FitzGerald grew up in Hobart in the 1930s and 1940s and did not meet an Asian person until he studied at the University of Tasmania in 1957. 'What we ate in Hobart expressed our cultural heritage, and insularity.' After taking the job as a junior diplomat, he was sent to learn Mandarin in Cantonese-speaking Hong Kong and was thrust into a world of intrigue: 'You have to assume some of your best friends are spies. Later I discovered some were.' In the late 1960s he left the Department of External Affairs in protest over Australia's involvement in the Vietnam War and what he regarded as an 'illogical, delusional, and unsustainable' policy towards China. It was as an outsider – an academic, not a diplomat – that he first encountered Gough Whitlam. The two men bonded over food and a shared foreign policy vision. He describes Whitlam's breaking of the political embargo on relations with China as 'the central and symbolic beginning of Australia's coming to terms with [Asia]'.

'He became one of the key players in Australia's relations with Asia, working as Australia's first ambassador to China under Gough Whitlam and Malcolm Fraser'

FitzGerald's relationship with Whitlam, their audacious visit to China in 1971, and his time serving as 'Whitlam's Beijing envoy', forms the core of the book. In 1973 all the Australians in China could fit around his Christmas table. He likens the process of establishing an embassy in Beijing to 'putting together the nerves and veins and arteries of a severed limb'. He describes his shock at news of the Dismissal and the gradual admiration he formed for the new prime minister, Malcolm Fraser, who consolidated Australia's reorientation towards Asia.

After turning down a diplomatic posting to Japan and briefly considering entering politics, FitzGerald began a career as a business consultant in China (or, as he describes his role, 'general performing bear'). He was an adviser to the Hawke government on immigration – an exhilarating and frustrating experience – and he offers rich vignettes of later prime ministers and their relationships with China: Keating was 'intense, but also intensely interested in Asia'; Howard's 'Asia scepticism' dealt a near-mortal blow to Asian languages in Australia; Rudd was inscrutable, moving in and out of China policy discussions 'like a Cheshire Cat'; Gillard acted like 'an innocent abroad in foreign affairs'; while Abbott's diplomacy was dangerously directed towards 'a domestic grandstand'.

'Abbott's diplomacy was dangerously directed towards ''a domestic grandstand'''

In the final pages of Comrade Ambassador, FitzGerald draws these insights together in a fiery critique of the culture of policy-making and leadership in Australia today.

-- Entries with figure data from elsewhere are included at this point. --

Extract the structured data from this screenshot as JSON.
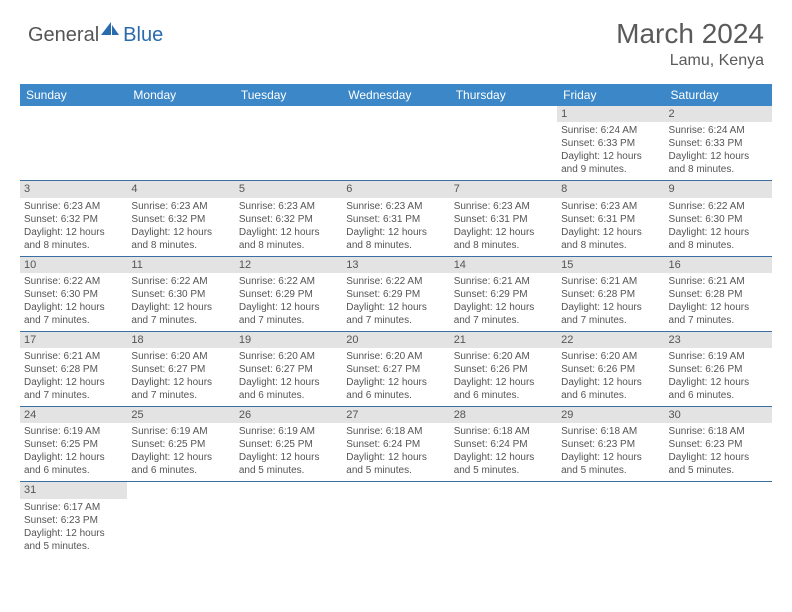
{
  "logo": {
    "part1": "General",
    "part2": "Blue"
  },
  "title": "March 2024",
  "location": "Lamu, Kenya",
  "colors": {
    "header_bg": "#3b87c8",
    "header_fg": "#ffffff",
    "daynum_bg": "#e3e3e3",
    "row_border": "#3b6fa3",
    "text": "#555555",
    "logo_accent": "#2a6bad"
  },
  "typography": {
    "title_fontsize": 28,
    "location_fontsize": 16,
    "header_fontsize": 12,
    "cell_fontsize": 10
  },
  "day_headers": [
    "Sunday",
    "Monday",
    "Tuesday",
    "Wednesday",
    "Thursday",
    "Friday",
    "Saturday"
  ],
  "weeks": [
    [
      null,
      null,
      null,
      null,
      null,
      {
        "n": "1",
        "sr": "Sunrise: 6:24 AM",
        "ss": "Sunset: 6:33 PM",
        "dl": "Daylight: 12 hours and 9 minutes."
      },
      {
        "n": "2",
        "sr": "Sunrise: 6:24 AM",
        "ss": "Sunset: 6:33 PM",
        "dl": "Daylight: 12 hours and 8 minutes."
      }
    ],
    [
      {
        "n": "3",
        "sr": "Sunrise: 6:23 AM",
        "ss": "Sunset: 6:32 PM",
        "dl": "Daylight: 12 hours and 8 minutes."
      },
      {
        "n": "4",
        "sr": "Sunrise: 6:23 AM",
        "ss": "Sunset: 6:32 PM",
        "dl": "Daylight: 12 hours and 8 minutes."
      },
      {
        "n": "5",
        "sr": "Sunrise: 6:23 AM",
        "ss": "Sunset: 6:32 PM",
        "dl": "Daylight: 12 hours and 8 minutes."
      },
      {
        "n": "6",
        "sr": "Sunrise: 6:23 AM",
        "ss": "Sunset: 6:31 PM",
        "dl": "Daylight: 12 hours and 8 minutes."
      },
      {
        "n": "7",
        "sr": "Sunrise: 6:23 AM",
        "ss": "Sunset: 6:31 PM",
        "dl": "Daylight: 12 hours and 8 minutes."
      },
      {
        "n": "8",
        "sr": "Sunrise: 6:23 AM",
        "ss": "Sunset: 6:31 PM",
        "dl": "Daylight: 12 hours and 8 minutes."
      },
      {
        "n": "9",
        "sr": "Sunrise: 6:22 AM",
        "ss": "Sunset: 6:30 PM",
        "dl": "Daylight: 12 hours and 8 minutes."
      }
    ],
    [
      {
        "n": "10",
        "sr": "Sunrise: 6:22 AM",
        "ss": "Sunset: 6:30 PM",
        "dl": "Daylight: 12 hours and 7 minutes."
      },
      {
        "n": "11",
        "sr": "Sunrise: 6:22 AM",
        "ss": "Sunset: 6:30 PM",
        "dl": "Daylight: 12 hours and 7 minutes."
      },
      {
        "n": "12",
        "sr": "Sunrise: 6:22 AM",
        "ss": "Sunset: 6:29 PM",
        "dl": "Daylight: 12 hours and 7 minutes."
      },
      {
        "n": "13",
        "sr": "Sunrise: 6:22 AM",
        "ss": "Sunset: 6:29 PM",
        "dl": "Daylight: 12 hours and 7 minutes."
      },
      {
        "n": "14",
        "sr": "Sunrise: 6:21 AM",
        "ss": "Sunset: 6:29 PM",
        "dl": "Daylight: 12 hours and 7 minutes."
      },
      {
        "n": "15",
        "sr": "Sunrise: 6:21 AM",
        "ss": "Sunset: 6:28 PM",
        "dl": "Daylight: 12 hours and 7 minutes."
      },
      {
        "n": "16",
        "sr": "Sunrise: 6:21 AM",
        "ss": "Sunset: 6:28 PM",
        "dl": "Daylight: 12 hours and 7 minutes."
      }
    ],
    [
      {
        "n": "17",
        "sr": "Sunrise: 6:21 AM",
        "ss": "Sunset: 6:28 PM",
        "dl": "Daylight: 12 hours and 7 minutes."
      },
      {
        "n": "18",
        "sr": "Sunrise: 6:20 AM",
        "ss": "Sunset: 6:27 PM",
        "dl": "Daylight: 12 hours and 7 minutes."
      },
      {
        "n": "19",
        "sr": "Sunrise: 6:20 AM",
        "ss": "Sunset: 6:27 PM",
        "dl": "Daylight: 12 hours and 6 minutes."
      },
      {
        "n": "20",
        "sr": "Sunrise: 6:20 AM",
        "ss": "Sunset: 6:27 PM",
        "dl": "Daylight: 12 hours and 6 minutes."
      },
      {
        "n": "21",
        "sr": "Sunrise: 6:20 AM",
        "ss": "Sunset: 6:26 PM",
        "dl": "Daylight: 12 hours and 6 minutes."
      },
      {
        "n": "22",
        "sr": "Sunrise: 6:20 AM",
        "ss": "Sunset: 6:26 PM",
        "dl": "Daylight: 12 hours and 6 minutes."
      },
      {
        "n": "23",
        "sr": "Sunrise: 6:19 AM",
        "ss": "Sunset: 6:26 PM",
        "dl": "Daylight: 12 hours and 6 minutes."
      }
    ],
    [
      {
        "n": "24",
        "sr": "Sunrise: 6:19 AM",
        "ss": "Sunset: 6:25 PM",
        "dl": "Daylight: 12 hours and 6 minutes."
      },
      {
        "n": "25",
        "sr": "Sunrise: 6:19 AM",
        "ss": "Sunset: 6:25 PM",
        "dl": "Daylight: 12 hours and 6 minutes."
      },
      {
        "n": "26",
        "sr": "Sunrise: 6:19 AM",
        "ss": "Sunset: 6:25 PM",
        "dl": "Daylight: 12 hours and 5 minutes."
      },
      {
        "n": "27",
        "sr": "Sunrise: 6:18 AM",
        "ss": "Sunset: 6:24 PM",
        "dl": "Daylight: 12 hours and 5 minutes."
      },
      {
        "n": "28",
        "sr": "Sunrise: 6:18 AM",
        "ss": "Sunset: 6:24 PM",
        "dl": "Daylight: 12 hours and 5 minutes."
      },
      {
        "n": "29",
        "sr": "Sunrise: 6:18 AM",
        "ss": "Sunset: 6:23 PM",
        "dl": "Daylight: 12 hours and 5 minutes."
      },
      {
        "n": "30",
        "sr": "Sunrise: 6:18 AM",
        "ss": "Sunset: 6:23 PM",
        "dl": "Daylight: 12 hours and 5 minutes."
      }
    ],
    [
      {
        "n": "31",
        "sr": "Sunrise: 6:17 AM",
        "ss": "Sunset: 6:23 PM",
        "dl": "Daylight: 12 hours and 5 minutes."
      },
      null,
      null,
      null,
      null,
      null,
      null
    ]
  ]
}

Independent foreign policy, he laments, has been replaced by 'ad hoc decisions and thought bubbles', 'breaches of international conventions', and 'the subordination of Australian strategic thinking to US interests'. He hopes, with less optimism than he once had, for ideas and vision to return to public debate: for Australian foreign policy to be shaped once more by courageous and Asia-literate leaders.

The change in Australia's outlook on Asia during FitzGerald's lifetime has been dramatic, profound, and enriching. China has ceased to be the mysterious other of his childhood and is now very much a part of our daily lives. We are fortunate to have such a thoughtful and engaging insider account of this transformative period of Australian history.